Martinez’s deepest family secrets concerned violence against children and women, including the loss of three babies. Her recovery from multigenerational personal and political traumas is a central theme in the memoir. Interpersonal violence is set in the context of other hierarchies: as Catholics and Mexicans living in a city run by white Mormons, Martinez’s ancestors reacted in different ways to incidents of religious and ethnic prejudice, and to the oppressive, “LDS only” atmosphere. Martinez writes that her mother avoided whites in a somatic way: “Mother’s aversion was so subversive, I don’t think even she saw it.” Other ancestors, Martinez discovered, resisted oppression and racist violence in more overt ways.
“The thing about secrets is that they don’t want to be secrets.
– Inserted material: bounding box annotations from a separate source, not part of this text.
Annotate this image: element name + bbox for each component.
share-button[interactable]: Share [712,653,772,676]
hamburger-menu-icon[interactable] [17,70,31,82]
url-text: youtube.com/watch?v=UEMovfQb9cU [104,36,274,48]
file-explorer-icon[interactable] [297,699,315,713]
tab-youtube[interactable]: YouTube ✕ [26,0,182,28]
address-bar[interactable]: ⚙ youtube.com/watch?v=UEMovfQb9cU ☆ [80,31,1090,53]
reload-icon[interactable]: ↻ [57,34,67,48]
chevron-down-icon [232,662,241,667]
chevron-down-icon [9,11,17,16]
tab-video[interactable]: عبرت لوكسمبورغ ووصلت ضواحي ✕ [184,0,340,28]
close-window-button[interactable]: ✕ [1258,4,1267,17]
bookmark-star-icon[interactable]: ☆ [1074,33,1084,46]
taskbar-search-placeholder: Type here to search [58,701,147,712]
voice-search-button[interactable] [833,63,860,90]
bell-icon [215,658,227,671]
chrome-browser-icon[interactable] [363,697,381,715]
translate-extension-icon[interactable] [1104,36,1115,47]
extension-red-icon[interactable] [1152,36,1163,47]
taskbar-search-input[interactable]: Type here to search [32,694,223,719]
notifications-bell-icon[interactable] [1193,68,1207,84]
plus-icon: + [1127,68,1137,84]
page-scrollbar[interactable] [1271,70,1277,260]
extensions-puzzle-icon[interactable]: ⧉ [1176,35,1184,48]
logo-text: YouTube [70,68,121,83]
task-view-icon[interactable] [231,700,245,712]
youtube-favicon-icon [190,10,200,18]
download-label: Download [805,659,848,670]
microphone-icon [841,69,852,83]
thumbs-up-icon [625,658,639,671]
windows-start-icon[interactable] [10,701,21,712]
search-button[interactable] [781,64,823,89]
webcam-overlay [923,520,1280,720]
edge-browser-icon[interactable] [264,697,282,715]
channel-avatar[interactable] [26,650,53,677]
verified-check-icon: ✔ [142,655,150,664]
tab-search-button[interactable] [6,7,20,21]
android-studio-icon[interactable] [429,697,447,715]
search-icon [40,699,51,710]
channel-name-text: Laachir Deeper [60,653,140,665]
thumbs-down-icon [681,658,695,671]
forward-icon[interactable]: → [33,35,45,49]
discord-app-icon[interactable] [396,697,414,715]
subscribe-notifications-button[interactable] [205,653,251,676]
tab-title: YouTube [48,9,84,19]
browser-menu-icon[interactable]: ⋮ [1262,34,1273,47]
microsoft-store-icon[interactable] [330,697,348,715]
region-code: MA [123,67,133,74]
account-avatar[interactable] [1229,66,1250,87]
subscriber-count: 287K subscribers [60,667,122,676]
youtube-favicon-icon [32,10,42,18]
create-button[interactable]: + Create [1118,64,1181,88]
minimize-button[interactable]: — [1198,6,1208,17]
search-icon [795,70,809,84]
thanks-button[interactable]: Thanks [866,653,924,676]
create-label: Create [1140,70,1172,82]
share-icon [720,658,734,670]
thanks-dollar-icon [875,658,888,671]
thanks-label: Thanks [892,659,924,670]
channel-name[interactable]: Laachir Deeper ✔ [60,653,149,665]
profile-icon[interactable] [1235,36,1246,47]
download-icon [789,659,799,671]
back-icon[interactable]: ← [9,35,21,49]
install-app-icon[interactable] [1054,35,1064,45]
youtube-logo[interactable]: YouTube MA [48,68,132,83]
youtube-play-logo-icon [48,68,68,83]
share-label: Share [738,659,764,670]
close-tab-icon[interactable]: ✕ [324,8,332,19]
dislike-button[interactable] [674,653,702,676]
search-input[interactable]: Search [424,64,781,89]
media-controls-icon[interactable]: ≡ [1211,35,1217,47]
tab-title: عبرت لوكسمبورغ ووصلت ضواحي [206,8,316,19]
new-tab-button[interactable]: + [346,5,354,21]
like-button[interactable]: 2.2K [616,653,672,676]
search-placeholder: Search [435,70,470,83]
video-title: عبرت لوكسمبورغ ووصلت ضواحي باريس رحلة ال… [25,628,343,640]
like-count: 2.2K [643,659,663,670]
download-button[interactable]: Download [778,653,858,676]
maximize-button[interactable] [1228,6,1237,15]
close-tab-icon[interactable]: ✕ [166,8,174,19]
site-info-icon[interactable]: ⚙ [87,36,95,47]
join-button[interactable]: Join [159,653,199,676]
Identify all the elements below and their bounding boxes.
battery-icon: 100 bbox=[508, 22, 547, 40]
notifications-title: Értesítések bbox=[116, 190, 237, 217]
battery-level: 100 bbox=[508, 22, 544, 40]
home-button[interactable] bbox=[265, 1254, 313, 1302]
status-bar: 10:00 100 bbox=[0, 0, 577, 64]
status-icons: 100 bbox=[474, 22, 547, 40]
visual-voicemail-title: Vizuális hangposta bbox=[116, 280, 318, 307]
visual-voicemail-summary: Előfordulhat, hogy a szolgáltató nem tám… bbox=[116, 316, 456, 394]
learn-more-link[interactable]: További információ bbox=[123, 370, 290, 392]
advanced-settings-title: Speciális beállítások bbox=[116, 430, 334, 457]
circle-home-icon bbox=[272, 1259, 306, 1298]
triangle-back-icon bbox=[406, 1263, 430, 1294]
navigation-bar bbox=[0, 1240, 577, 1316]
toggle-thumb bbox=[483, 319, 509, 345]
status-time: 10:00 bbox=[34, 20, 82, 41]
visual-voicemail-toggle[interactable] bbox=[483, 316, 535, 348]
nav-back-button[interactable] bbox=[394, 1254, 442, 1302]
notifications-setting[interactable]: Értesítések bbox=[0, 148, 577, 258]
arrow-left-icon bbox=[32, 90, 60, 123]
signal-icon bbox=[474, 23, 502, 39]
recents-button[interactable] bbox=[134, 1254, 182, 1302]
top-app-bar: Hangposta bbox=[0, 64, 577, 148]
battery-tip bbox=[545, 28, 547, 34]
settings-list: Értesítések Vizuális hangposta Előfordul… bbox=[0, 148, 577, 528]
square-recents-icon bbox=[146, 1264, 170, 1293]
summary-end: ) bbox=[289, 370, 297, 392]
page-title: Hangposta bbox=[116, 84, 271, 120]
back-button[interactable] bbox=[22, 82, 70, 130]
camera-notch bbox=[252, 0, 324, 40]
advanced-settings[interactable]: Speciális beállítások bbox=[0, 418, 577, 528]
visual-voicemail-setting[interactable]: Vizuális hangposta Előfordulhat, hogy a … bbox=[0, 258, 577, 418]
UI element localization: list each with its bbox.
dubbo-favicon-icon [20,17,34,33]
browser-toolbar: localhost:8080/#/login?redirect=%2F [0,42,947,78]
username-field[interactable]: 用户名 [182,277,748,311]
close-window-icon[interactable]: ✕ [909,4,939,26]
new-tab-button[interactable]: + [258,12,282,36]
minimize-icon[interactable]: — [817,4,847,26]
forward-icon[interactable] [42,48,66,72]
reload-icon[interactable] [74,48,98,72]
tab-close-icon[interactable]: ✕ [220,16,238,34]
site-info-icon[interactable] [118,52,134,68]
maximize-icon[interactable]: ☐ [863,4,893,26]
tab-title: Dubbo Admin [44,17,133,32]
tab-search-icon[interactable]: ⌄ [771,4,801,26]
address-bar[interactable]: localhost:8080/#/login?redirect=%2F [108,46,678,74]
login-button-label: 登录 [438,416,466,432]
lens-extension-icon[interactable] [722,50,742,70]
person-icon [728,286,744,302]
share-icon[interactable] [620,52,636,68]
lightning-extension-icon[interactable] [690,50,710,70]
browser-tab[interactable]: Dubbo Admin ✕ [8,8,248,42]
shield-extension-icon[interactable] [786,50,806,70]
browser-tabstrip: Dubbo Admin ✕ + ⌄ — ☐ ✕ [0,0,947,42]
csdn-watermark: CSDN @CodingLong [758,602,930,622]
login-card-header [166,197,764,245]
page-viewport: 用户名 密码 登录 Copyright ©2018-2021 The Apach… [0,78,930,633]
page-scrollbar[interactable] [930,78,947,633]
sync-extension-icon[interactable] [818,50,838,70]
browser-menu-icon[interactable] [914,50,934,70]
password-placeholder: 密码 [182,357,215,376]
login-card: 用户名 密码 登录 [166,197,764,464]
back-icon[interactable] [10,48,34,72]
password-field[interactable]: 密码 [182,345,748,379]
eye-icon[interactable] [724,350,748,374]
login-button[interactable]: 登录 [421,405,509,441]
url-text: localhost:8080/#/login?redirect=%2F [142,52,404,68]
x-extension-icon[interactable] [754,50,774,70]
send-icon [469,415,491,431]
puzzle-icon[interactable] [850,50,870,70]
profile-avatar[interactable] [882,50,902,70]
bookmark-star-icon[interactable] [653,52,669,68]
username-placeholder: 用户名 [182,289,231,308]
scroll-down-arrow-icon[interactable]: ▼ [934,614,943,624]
They want to be told,” Martinez writes. In her family, which exists “just out of reach, never realizing its beauty, only the brutality of hard surfaces and the fear of falling off the edge,” the secrets that were exhumed clarify not just the history of Martinez’s ancestors, but also her personal path toward labor activism. On a wider scale, Martinez’s discoveries mirror the paradoxes of a Mexican culture that both changes and survives, exemplifying the complexity of immigrant identities.
Someday, Mija, You’ll Learn the Difference Between a Whore and a Working Woman is a memoir that turns time on its head, circling through terror and joy with eloquence and becoming its own sacrament of resistance.